Com a aproximação das eleições em outubro, a situação das favelas do Rio de Janeiro se torna um tema central nas discussões políticas. Segundo o Censo Demográfico de 2022, 12,8 milhões de eleitores estão registrados no estado, sendo 2,1 milhões residentes em favelas, que enfrentam desafios significativos em relação à urbanização e ao acesso a serviços públicos.
Desigualdade e Acesso a Serviços Públicos
As favelas, embora tenham uma longa história, continuam a ser áreas marcadas pela desigualdade. No município do Rio, 1,3 milhão de pessoas habitam em 813 favelas, onde o acesso à infraestrutura básica, como água encanada e coleta de lixo, é limitado. A professora Eblin Farage, da UFRJ, ressalta que essas comunidades não são homogêneas e que a falta de políticas públicas adequadas intensifica a marginalização dos moradores.
Demandas dos Moradores para as Eleições
Com a troca de governantes se aproximando, os moradores das favelas revelam suas prioridades, que incluem melhorias em áreas como mobilidade, educação, cultura, saúde e segurança. A presença constante de violência e operações policiais é uma realidade que eles desejam ver abordada de forma eficaz, com ações que promovam a inclusão social.
A Voz da Juventude
Letícia Vitória Guimarães, uma jovem de 16 anos do Complexo do Alemão, exemplifica a nova geração engajada politicamente. Envolvida em iniciativas comunitárias, ela planeja votar pela primeira vez e busca candidatos que se comprometam com os direitos humanos e a escuta das demandas populares. Para Letícia, a mobilidade é uma questão crucial, destacando a dificuldade de acessar áreas como a zona sul e os desafios enfrentados para ir à praia ou ao trabalho.

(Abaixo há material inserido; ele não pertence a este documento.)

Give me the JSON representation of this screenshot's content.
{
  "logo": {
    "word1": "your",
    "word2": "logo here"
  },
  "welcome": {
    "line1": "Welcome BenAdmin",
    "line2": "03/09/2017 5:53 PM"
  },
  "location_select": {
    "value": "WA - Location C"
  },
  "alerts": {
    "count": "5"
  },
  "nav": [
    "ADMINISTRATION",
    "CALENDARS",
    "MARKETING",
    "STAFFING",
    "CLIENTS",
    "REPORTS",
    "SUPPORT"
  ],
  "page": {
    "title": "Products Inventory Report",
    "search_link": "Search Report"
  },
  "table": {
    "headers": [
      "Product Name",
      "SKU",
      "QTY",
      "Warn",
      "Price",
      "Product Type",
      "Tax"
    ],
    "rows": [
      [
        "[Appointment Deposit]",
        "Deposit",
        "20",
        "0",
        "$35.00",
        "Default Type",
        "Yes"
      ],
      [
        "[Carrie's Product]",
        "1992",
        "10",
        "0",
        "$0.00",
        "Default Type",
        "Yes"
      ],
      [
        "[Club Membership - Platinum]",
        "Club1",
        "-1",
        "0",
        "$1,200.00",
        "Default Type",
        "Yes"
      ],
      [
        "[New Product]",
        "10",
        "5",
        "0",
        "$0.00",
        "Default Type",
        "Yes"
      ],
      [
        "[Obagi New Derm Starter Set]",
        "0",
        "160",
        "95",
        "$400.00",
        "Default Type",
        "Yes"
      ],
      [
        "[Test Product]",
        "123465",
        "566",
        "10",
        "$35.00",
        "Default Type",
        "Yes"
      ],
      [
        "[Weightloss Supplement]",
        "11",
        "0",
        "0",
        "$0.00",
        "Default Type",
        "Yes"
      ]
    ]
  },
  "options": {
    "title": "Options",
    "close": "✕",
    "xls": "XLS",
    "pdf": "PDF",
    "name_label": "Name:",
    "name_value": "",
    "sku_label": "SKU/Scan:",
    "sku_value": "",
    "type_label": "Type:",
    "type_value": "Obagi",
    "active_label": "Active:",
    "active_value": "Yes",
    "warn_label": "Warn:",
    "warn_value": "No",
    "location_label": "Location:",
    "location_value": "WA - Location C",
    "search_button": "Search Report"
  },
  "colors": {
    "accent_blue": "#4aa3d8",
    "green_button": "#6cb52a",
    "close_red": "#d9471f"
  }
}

Desafios no Mercado de Trabalho
A falta de oportunidades no mercado de trabalho é outra preocupação comum entre os jovens das favelas. Isabelle Rodrigues Trindade, uma jornalista de 26 anos da Rocinha, compartilha suas frustrações sobre a escassez de vagas em sua área. Ela defende que a eliminação de jornadas de trabalho exaustivas, como a escala 6×1, é essencial para que os jovens consigam equilibrar suas responsabilidades familiares e acadêmicas.
Educação como Prioridade
A educação é uma das questões mais levantadas pelos moradores. João, um jovem de 26 anos, critica a interrupção de cursos técnicos e profissionalizantes antes de sua conclusão. Ele destaca a importância de oferecer formação adequada, especialmente para crianças com deficiência, e a necessidade de maior suporte nas creches. A falta de recursos e de mediadores nas salas de aula é um desafio que muitas famílias enfrentam.
Conclusão
As eleições no Rio de Janeiro representam uma oportunidade única para os moradores de favelas expressarem suas necessidades e prioridades. Com um foco claro em educação, emprego e mobilidade, eles buscam candidatos que realmente entendam seus desafios e que estejam dispostos a ouvir. À medida que as urnas se aproximam, a mobilização desses cidadãos pode ser crucial para moldar o futuro das comunidades e garantir que suas vozes sejam ouvidas.